En 1858, O’Donnell lideró un gobierno relativamente estable que impulsó obras públicas, fomentó el desarrollo industrial y financiero, y llevó a España a participar en conflictos internacionales como la Guerra de Marruecos (1859-1860). Sin embargo, su dimisión en 1863 dejó un vacío que los moderados intentaron llenar sin éxito, lo que agravó la crisis del régimen.
Los últimos años del reinado de Isabel II estuvieron marcados por la represión política, la corrupción y el descontento social. En 1866, los progresistas, demócratas y republicanos firmaron el Pacto de Ostende, una alianza para derrocar a la monarquía. El descontento culminó en la Revolución de 1868, liderada por Prim, Serrano y el almirante Topete. El triunfo de los revolucionarios en la Batalla de Alcolea obligó a Isabel II a exiliarse, poniendo fin a su reinado y abriendo paso a la etapa del Sexenio Democrático (1868-1874).
El periodo de Isabel II dejó un legado de inestabilidad política, con un liberalismo incapaz de integrar las demandas sociales emergentes y un sistema político dominado por el autoritarismo y el militarismo.

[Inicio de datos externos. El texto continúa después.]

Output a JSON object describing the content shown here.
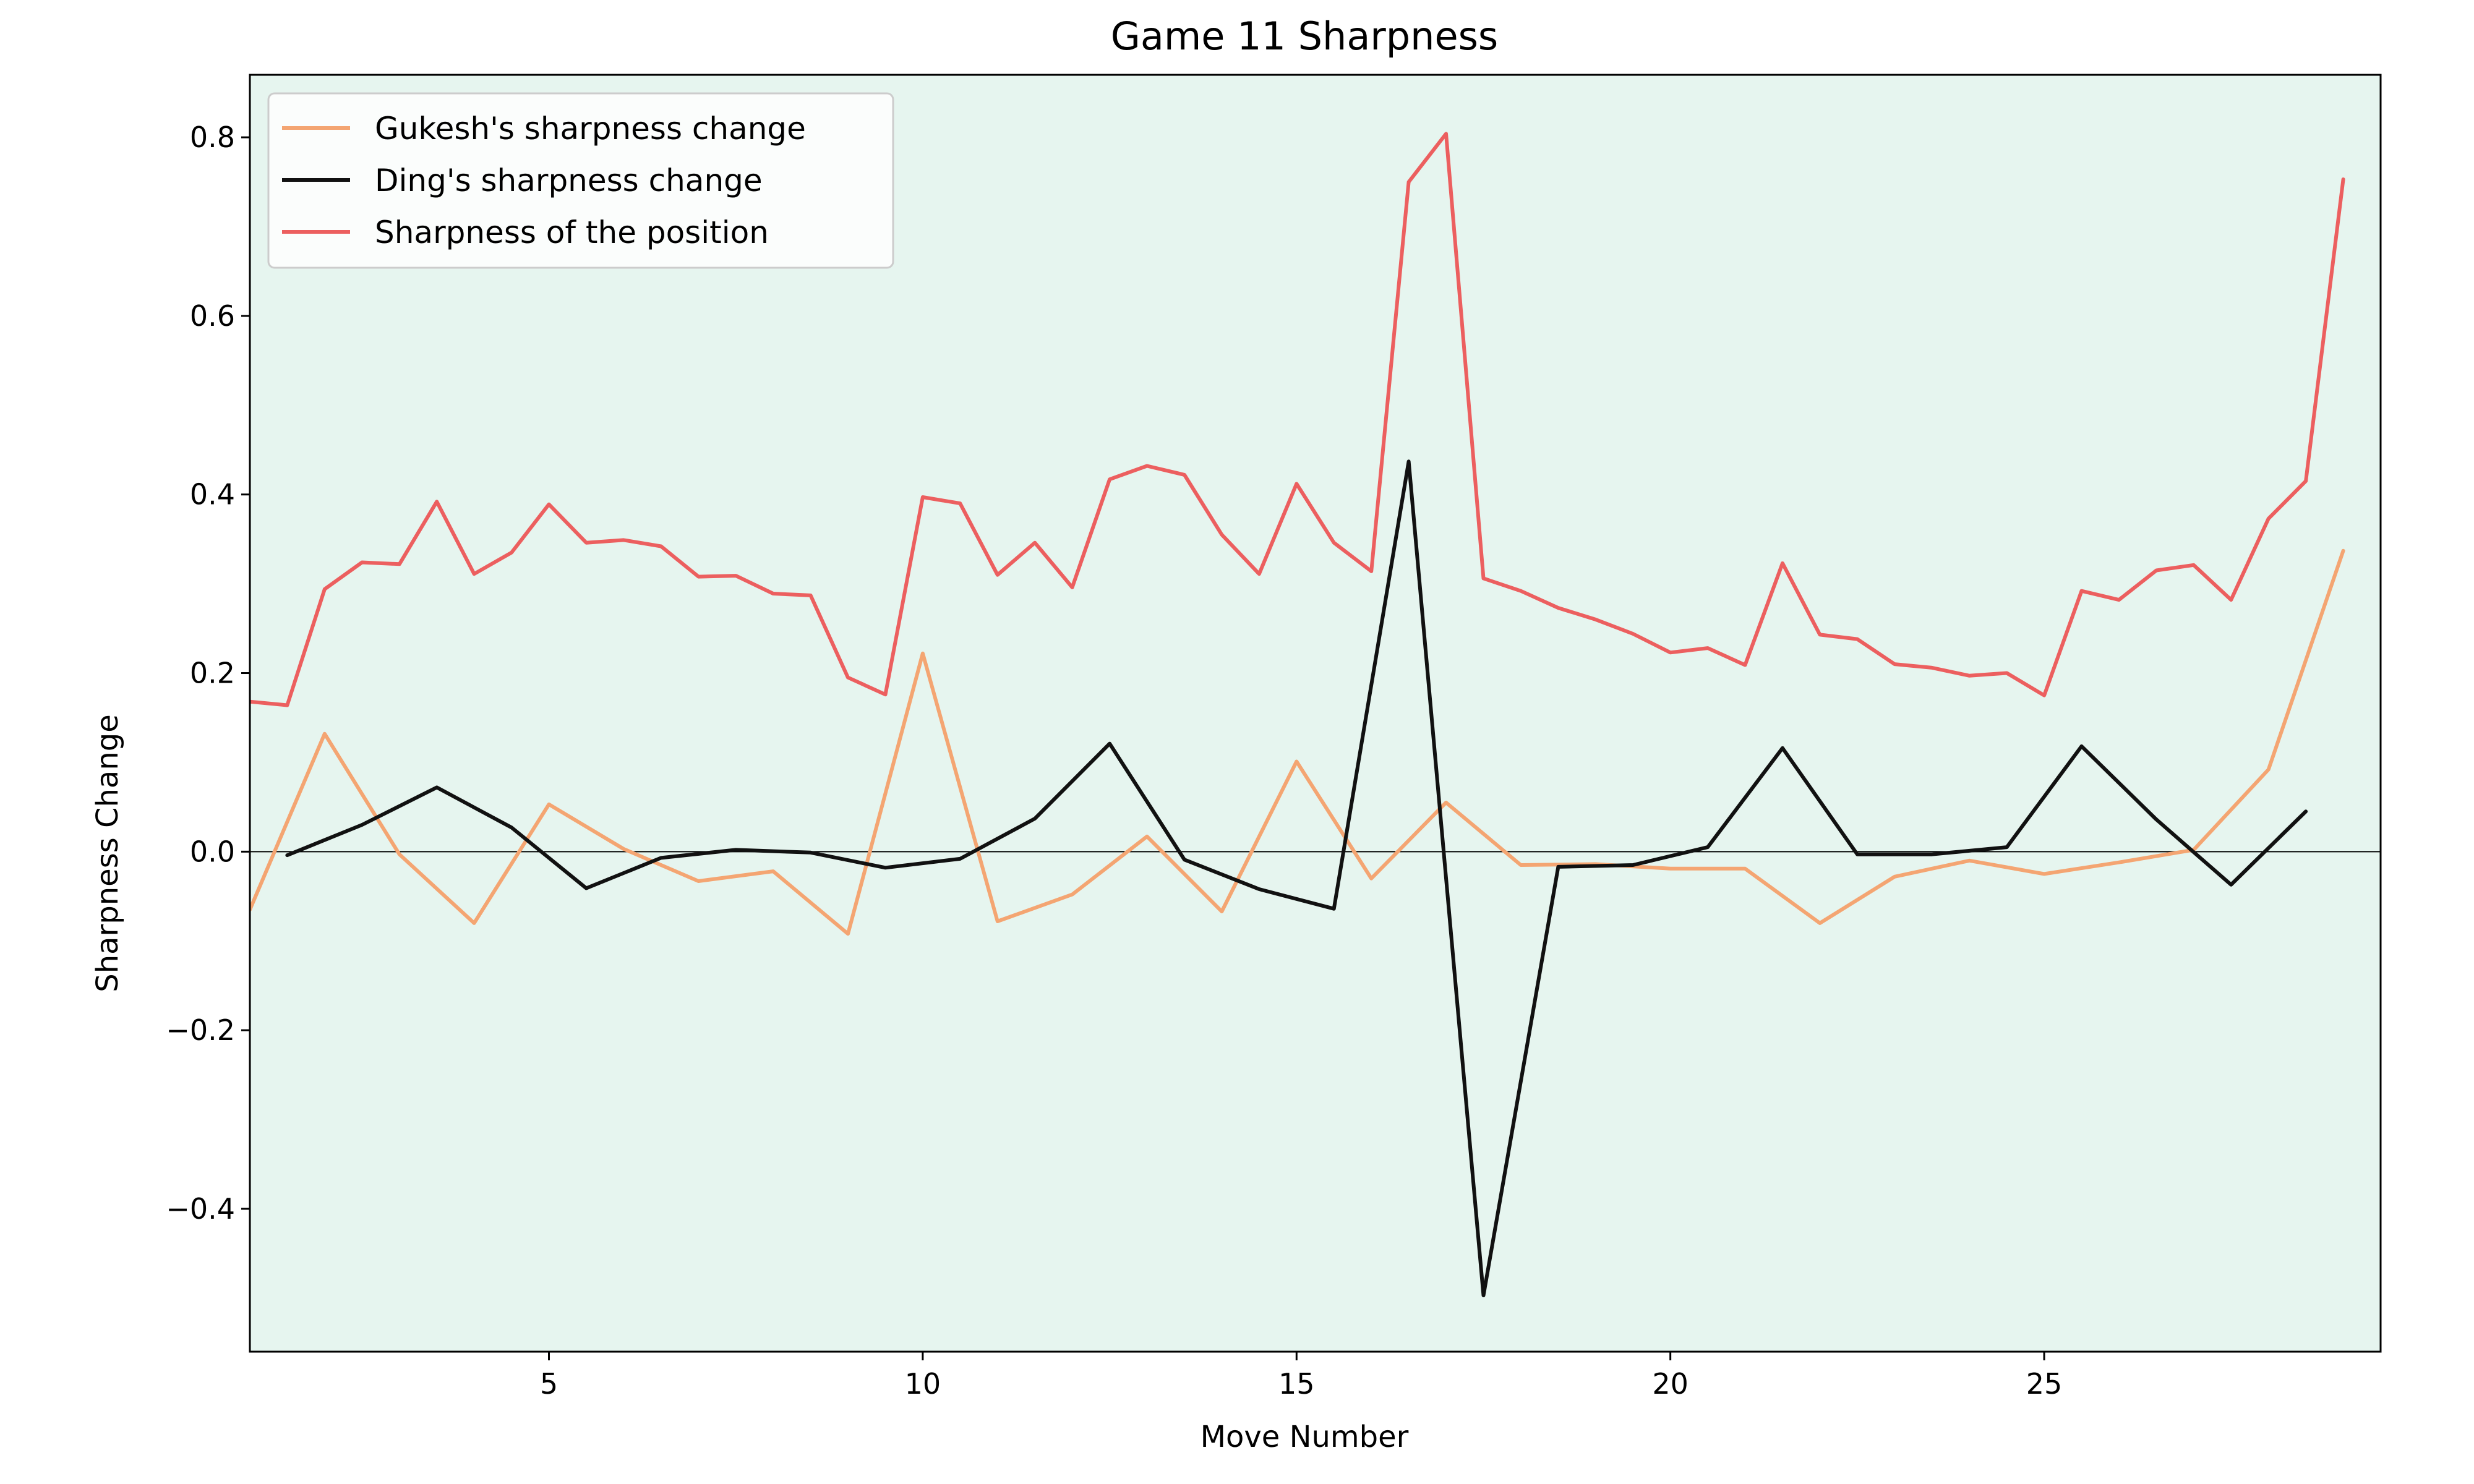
{
  "chart_data": {
    "type": "line",
    "title": "Game 11 Sharpness",
    "xlabel": "Move Number",
    "ylabel": "Sharpness Change",
    "xlim": [
      1,
      29.5
    ],
    "ylim": [
      -0.56,
      0.87
    ],
    "xticks": [
      5,
      10,
      15,
      20,
      25
    ],
    "yticks": [
      -0.4,
      -0.2,
      0.0,
      0.2,
      0.4,
      0.6,
      0.8
    ],
    "ytick_labels": [
      "−0.4",
      "−0.2",
      "0.0",
      "0.2",
      "0.4",
      "0.6",
      "0.8"
    ],
    "grid": false,
    "zero_line": true,
    "legend_position": "top-left",
    "plot_background": "#e6f5ef",
    "series": [
      {
        "name": "Gukesh's sharpness change",
        "color": "#f4a572",
        "x": [
          1,
          2,
          3,
          4,
          5,
          6,
          7,
          8,
          9,
          10,
          11,
          12,
          13,
          14,
          15,
          16,
          17,
          18,
          19,
          20,
          21,
          22,
          23,
          24,
          25,
          26,
          27,
          28,
          29
        ],
        "y": [
          -0.065,
          0.132,
          -0.003,
          -0.08,
          0.053,
          0.003,
          -0.033,
          -0.022,
          -0.092,
          0.222,
          -0.078,
          -0.048,
          0.017,
          -0.067,
          0.101,
          -0.03,
          0.055,
          -0.015,
          -0.014,
          -0.019,
          -0.019,
          -0.08,
          -0.028,
          -0.01,
          -0.025,
          -0.012,
          0.002,
          0.092,
          0.337
        ]
      },
      {
        "name": "Ding's sharpness change",
        "color": "#111111",
        "x": [
          1.5,
          2.5,
          3.5,
          4.5,
          5.5,
          6.5,
          7.5,
          8.5,
          9.5,
          10.5,
          11.5,
          12.5,
          13.5,
          14.5,
          15.5,
          16.5,
          17.5,
          18.5,
          19.5,
          20.5,
          21.5,
          22.5,
          23.5,
          24.5,
          25.5,
          26.5,
          27.5,
          28.5
        ],
        "y": [
          -0.004,
          0.03,
          0.072,
          0.027,
          -0.041,
          -0.007,
          0.002,
          -0.001,
          -0.018,
          -0.008,
          0.037,
          0.121,
          -0.009,
          -0.042,
          -0.064,
          0.437,
          -0.497,
          -0.017,
          -0.015,
          0.005,
          0.116,
          -0.003,
          -0.003,
          0.005,
          0.118,
          0.036,
          -0.037,
          0.045
        ]
      },
      {
        "name": "Sharpness of the position",
        "color": "#ec5f5f",
        "x": [
          1,
          1.5,
          2,
          2.5,
          3,
          3.5,
          4,
          4.5,
          5,
          5.5,
          6,
          6.5,
          7,
          7.5,
          8,
          8.5,
          9,
          9.5,
          10,
          10.5,
          11,
          11.5,
          12,
          12.5,
          13,
          13.5,
          14,
          14.5,
          15,
          15.5,
          16,
          16.5,
          17,
          17.5,
          18,
          18.5,
          19,
          19.5,
          20,
          20.5,
          21,
          21.5,
          22,
          22.5,
          23,
          23.5,
          24,
          24.5,
          25,
          25.5,
          26,
          26.5,
          27,
          27.5,
          28,
          28.5,
          29
        ],
        "y": [
          0.168,
          0.164,
          0.294,
          0.324,
          0.322,
          0.392,
          0.311,
          0.335,
          0.389,
          0.346,
          0.349,
          0.342,
          0.308,
          0.309,
          0.289,
          0.287,
          0.195,
          0.176,
          0.397,
          0.39,
          0.31,
          0.346,
          0.296,
          0.417,
          0.432,
          0.422,
          0.355,
          0.311,
          0.412,
          0.346,
          0.314,
          0.75,
          0.804,
          0.306,
          0.292,
          0.273,
          0.26,
          0.244,
          0.223,
          0.228,
          0.209,
          0.323,
          0.243,
          0.238,
          0.21,
          0.206,
          0.197,
          0.2,
          0.175,
          0.292,
          0.282,
          0.315,
          0.321,
          0.282,
          0.373,
          0.415,
          0.753
        ]
      }
    ]
  }
}
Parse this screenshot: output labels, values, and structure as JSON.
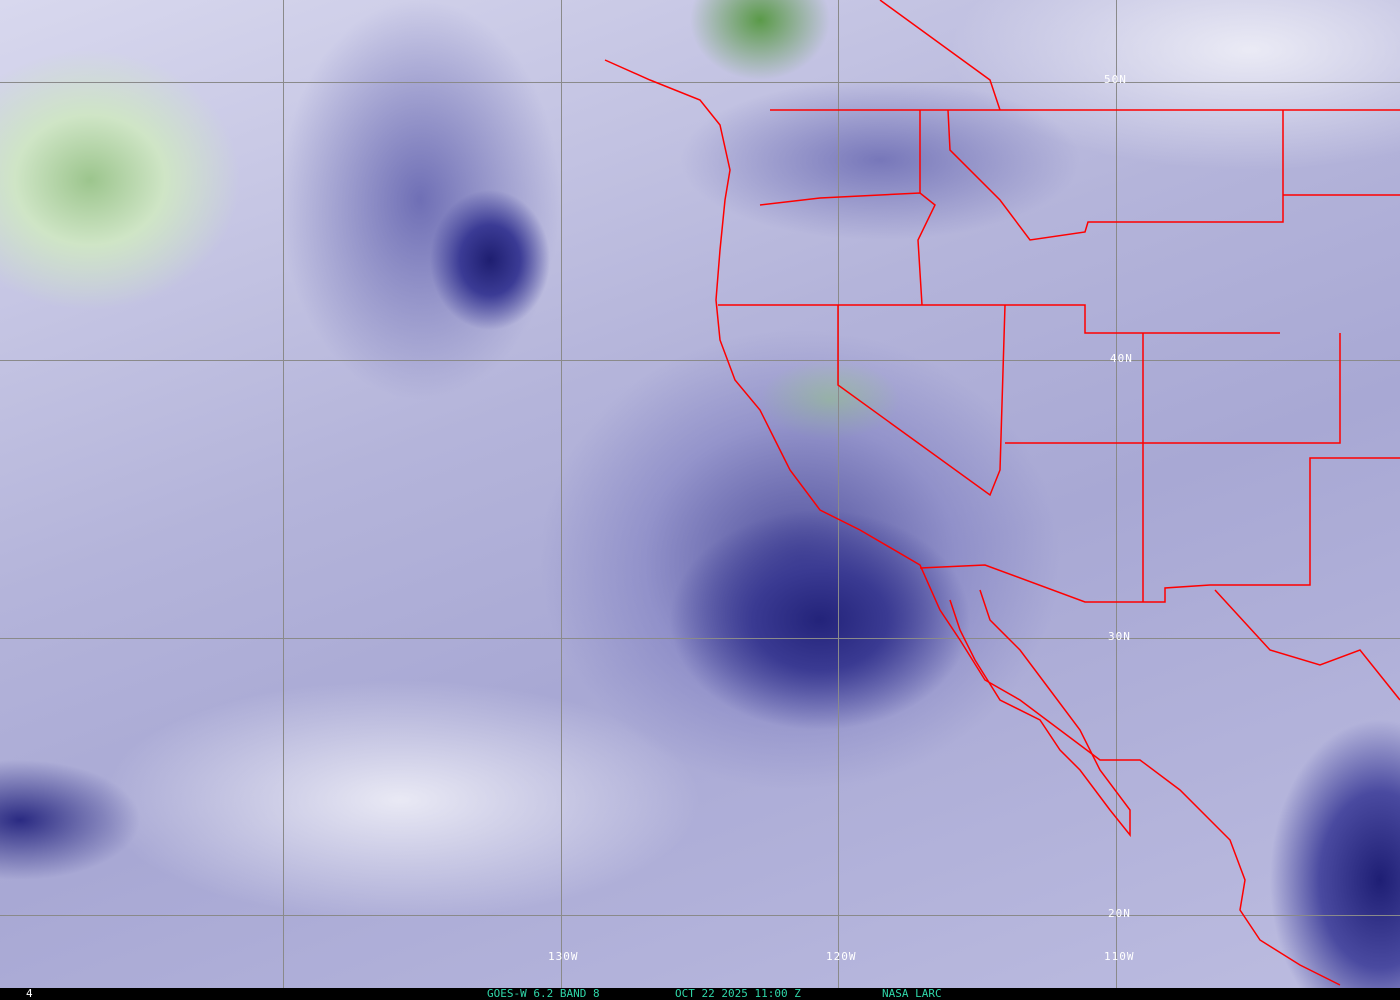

El Sexenio Revolucionario (1868-1874): Constitución de 1869, Gobierno Provisional, Reinado de Amadeo de Saboya y Primera República
El **Sexenio Revolucionario** fue un periodo de transición que comenzó con la Revolución Gloriosa (1868), que derrocó a Isabel II, y finalizó con la restauración borbónica en Alfonso XII. La revolución, liderada por Topete, Prim y Serrano, y apoyada por las Juntas Revolucionarias, triunfó tras la Batalla de Alcolea, obligando a Isabel II a exiliarse.
Tras la revolución, un Gobierno Provisional encabezado por Serrano como Regente y Prim como Presidente convocó elecciones mediante sufragio universal masculino y promulgó la Constitución de 1869, la más democrática hasta entonces. Esta establecía una monarquía constitucional, soberanía nacional, sufragio universal masculino, derechos individuales, un Estado aconfesional y Cortes bicamerales.
En 1870, las Cortes eligieron como rey a Amadeo de Saboya. Sin embargo, su reinado (1871-1873) fue inestable, enfrentándose a la oposición de la Iglesia, los carlistas (que iniciaron la Tercera Guerra Carlista), los alfonsinos, los republicanos y los independentistas cubanos. La división entre partidos progresistas debilitó aún más su gobierno, y tras el asesinato de Prim, Amadeo abdicó en 1873.
La **Primera República** (1873-1874) fue proclamada como solución temporal, pero estuvo marcada por inestabilidad y crisis. Cuatro presidentes se sucedieron:
- Figueras, quien convocó elecciones sin éxito.
- Pi y Margall, que propuso una constitución federal pero dimitió por los levantamientos cantonalistas.
- Salmerón, que sofocó estas insurrecciones pero renunció para evitar firmar penas de muerte.
- Castelar, quien gobernó autoritariamente para enfrentar los conflictos internos.
El 2 de enero de 1874, el golpe de Pavía disolvió las Cortes y estableció un gobierno provisional con Serrano, que allanó el camino para la restauración borbónica con Alfonso XII. El Sexenio mostró el anhelo democrático, pero también las profundas divisiones que impedían la estabilidad en España.